Red blood cell tension
The team collected red blood cell samples from 42 healthy children from Kilifi in Kenya. These children harboured either zero, one, or two copies of the Dantu gene. Using a fluorescence-activated cell sorting (FACS)-based preference assay, the team observed and measured red blood cell invasion over one life cycle. In addition, they used time-lapse video microscopy to investigate the specific time points in which invasion was impaired.
They found that Dantu associated with significant changes to the repertoire of proteins on the red blood cell surface. Interestingly, they found that inhibition of invasion did not correlate with specific red blood cell-parasite receptor-ligand interactions. The team identified a strong link between RBC tension and merozoite invasion. They found a tension threshold above which invasion rarely occurred. Researchers discovered that Dantu red blood cells have a higher average tension rate than non-Dantu red blood cells. As a result, a larger proportion of these cells resist invasion.
Dr Silvia Kariuki, KEMRI-Wellcome Trust Research Programme, Kenya, stated:
“Malaria parasites utilise a specific ‘lock-and-key’ mechanism to infiltrate human red blood cells. When we set out to explain how the Dantu variant protects against these parasites, we expected to find subtle changes in the way this molecular mechanism works, but the answer turned out to be much more fundamental. The Dantu variant actually slightly increases the tension of the red blood cell surface. It’s like the parasite still has the key to the lock, but the door is too heavy for it to open.”
These findings establish a novel mechanism by which the Dantu polymorphism protects against severe malaria.
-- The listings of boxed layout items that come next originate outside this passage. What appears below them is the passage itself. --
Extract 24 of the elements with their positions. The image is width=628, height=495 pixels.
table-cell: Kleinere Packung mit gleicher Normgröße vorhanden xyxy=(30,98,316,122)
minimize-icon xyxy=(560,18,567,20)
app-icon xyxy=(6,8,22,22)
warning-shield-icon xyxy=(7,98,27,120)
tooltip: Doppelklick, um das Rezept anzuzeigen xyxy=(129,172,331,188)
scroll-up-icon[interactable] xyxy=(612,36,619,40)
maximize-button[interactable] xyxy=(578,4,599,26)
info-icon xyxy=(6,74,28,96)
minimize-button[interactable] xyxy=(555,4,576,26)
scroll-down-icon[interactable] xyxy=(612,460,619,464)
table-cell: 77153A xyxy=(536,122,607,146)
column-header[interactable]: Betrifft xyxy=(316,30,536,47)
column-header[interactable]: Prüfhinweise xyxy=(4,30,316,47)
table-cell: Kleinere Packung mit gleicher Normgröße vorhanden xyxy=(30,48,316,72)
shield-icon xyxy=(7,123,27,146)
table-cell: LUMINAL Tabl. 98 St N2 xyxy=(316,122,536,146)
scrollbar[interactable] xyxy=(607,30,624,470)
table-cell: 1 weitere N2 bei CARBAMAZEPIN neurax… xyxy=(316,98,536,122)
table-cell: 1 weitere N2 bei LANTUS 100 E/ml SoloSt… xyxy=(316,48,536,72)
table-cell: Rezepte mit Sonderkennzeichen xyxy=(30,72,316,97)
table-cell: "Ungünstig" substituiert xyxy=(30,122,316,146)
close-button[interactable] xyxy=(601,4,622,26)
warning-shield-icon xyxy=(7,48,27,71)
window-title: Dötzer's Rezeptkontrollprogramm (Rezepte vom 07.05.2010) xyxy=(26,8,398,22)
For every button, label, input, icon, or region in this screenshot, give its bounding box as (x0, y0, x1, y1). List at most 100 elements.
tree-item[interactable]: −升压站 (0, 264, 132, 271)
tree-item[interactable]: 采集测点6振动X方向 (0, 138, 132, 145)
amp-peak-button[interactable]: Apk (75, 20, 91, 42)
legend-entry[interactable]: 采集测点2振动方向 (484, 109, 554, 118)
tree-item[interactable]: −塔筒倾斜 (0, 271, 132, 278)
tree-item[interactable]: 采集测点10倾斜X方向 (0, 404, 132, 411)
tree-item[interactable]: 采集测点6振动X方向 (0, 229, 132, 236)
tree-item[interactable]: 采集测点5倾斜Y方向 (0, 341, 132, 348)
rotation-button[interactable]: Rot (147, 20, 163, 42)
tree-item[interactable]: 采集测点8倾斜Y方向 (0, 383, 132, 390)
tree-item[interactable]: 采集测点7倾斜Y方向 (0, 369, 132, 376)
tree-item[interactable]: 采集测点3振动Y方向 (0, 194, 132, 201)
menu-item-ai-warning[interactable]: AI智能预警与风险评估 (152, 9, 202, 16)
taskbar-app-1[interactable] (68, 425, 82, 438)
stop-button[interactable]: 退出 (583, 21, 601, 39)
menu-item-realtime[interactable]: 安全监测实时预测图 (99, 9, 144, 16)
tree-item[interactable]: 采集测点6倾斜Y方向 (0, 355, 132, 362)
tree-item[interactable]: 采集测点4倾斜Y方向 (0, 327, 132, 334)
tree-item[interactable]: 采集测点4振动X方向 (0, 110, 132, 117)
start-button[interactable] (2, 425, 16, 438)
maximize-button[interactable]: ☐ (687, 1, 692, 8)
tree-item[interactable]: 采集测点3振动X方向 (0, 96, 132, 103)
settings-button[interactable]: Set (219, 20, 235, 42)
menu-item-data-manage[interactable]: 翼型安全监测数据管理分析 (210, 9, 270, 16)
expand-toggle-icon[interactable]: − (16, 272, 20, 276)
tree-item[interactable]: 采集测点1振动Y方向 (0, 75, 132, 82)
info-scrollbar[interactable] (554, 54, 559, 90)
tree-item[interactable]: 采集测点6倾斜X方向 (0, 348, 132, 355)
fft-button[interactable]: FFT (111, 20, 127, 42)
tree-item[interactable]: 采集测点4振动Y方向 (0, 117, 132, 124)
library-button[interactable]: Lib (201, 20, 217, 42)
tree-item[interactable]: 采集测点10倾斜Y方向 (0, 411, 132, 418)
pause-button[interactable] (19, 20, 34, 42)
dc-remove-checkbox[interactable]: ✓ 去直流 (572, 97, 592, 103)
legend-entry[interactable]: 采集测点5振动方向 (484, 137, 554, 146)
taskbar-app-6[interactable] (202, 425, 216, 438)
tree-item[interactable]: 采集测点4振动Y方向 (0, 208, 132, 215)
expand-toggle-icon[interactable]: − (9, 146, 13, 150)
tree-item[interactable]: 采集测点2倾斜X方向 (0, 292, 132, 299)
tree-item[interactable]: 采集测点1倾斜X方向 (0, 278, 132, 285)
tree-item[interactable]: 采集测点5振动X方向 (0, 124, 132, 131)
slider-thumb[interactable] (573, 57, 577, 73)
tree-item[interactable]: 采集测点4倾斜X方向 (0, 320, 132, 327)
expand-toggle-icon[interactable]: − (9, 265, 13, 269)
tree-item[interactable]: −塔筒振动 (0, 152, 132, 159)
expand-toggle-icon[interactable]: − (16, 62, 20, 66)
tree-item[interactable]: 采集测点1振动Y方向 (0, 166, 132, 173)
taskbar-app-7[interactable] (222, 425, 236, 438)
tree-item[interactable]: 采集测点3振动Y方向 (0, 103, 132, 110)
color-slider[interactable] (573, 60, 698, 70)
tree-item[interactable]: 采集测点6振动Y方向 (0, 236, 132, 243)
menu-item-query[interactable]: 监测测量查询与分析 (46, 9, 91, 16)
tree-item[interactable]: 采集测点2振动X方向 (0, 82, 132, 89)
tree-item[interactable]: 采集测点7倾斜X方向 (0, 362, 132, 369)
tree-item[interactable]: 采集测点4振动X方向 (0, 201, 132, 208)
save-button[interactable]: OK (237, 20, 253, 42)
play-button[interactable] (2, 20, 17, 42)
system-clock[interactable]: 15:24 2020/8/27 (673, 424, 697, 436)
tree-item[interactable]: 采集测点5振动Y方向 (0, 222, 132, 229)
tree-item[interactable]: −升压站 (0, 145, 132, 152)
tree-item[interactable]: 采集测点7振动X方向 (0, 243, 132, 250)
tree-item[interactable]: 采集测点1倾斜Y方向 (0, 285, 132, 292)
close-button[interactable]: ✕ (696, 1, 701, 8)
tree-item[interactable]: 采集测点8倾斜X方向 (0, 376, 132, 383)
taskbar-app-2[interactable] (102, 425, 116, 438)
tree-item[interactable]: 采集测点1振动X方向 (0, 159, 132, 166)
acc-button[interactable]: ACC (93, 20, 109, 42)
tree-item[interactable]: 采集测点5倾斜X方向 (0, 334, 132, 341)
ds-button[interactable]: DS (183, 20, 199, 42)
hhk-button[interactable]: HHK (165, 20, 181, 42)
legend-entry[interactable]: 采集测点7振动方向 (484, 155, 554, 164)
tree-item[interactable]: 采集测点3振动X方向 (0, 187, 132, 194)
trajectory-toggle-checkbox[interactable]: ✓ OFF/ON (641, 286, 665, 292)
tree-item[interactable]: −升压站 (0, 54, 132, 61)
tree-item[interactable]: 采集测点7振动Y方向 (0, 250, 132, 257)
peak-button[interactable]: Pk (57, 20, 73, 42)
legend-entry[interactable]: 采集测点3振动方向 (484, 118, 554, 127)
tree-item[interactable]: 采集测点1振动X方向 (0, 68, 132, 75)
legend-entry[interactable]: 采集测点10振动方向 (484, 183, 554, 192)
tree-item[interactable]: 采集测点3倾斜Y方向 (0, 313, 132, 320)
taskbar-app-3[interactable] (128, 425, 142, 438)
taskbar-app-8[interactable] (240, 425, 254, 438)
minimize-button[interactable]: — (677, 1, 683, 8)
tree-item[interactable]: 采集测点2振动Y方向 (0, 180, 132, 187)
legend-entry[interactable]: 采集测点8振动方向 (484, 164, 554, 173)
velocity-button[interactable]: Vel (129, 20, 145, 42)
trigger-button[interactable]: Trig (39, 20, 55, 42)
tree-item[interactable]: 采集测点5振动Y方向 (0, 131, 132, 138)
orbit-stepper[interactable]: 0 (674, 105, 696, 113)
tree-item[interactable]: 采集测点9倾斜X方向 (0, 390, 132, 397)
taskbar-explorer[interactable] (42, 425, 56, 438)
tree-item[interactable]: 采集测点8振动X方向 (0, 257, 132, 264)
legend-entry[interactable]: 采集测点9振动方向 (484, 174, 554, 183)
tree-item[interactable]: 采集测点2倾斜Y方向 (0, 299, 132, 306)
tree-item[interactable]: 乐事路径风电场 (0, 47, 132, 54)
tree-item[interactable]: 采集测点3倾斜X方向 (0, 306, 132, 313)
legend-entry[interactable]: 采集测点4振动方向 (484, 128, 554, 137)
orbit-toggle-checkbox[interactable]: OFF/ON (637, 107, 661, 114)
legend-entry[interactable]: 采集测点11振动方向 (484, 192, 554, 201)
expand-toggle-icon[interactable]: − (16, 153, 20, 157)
The team highlight that these results suggest the possibility of new malaria interventions that would be based on modifying the biomechanical properties of circulating red blood cells.
Dr Viola Introini, University of Cambridge, stated:
“The explanation for how Dantu protects against malaria is potentially very important. The red cell membrane only needs to be slightly more tense than usual to block malaria parasites from entering. Developing a drug that emulates this increased tension could be a simple but effective way to prevent or treat malaria. This would depend on the increase in cell tension not having unintended consequences, of course. But evidence from the natural protection already seen in Dantu people, who don’t seem to suffer negative side effects, is promising.”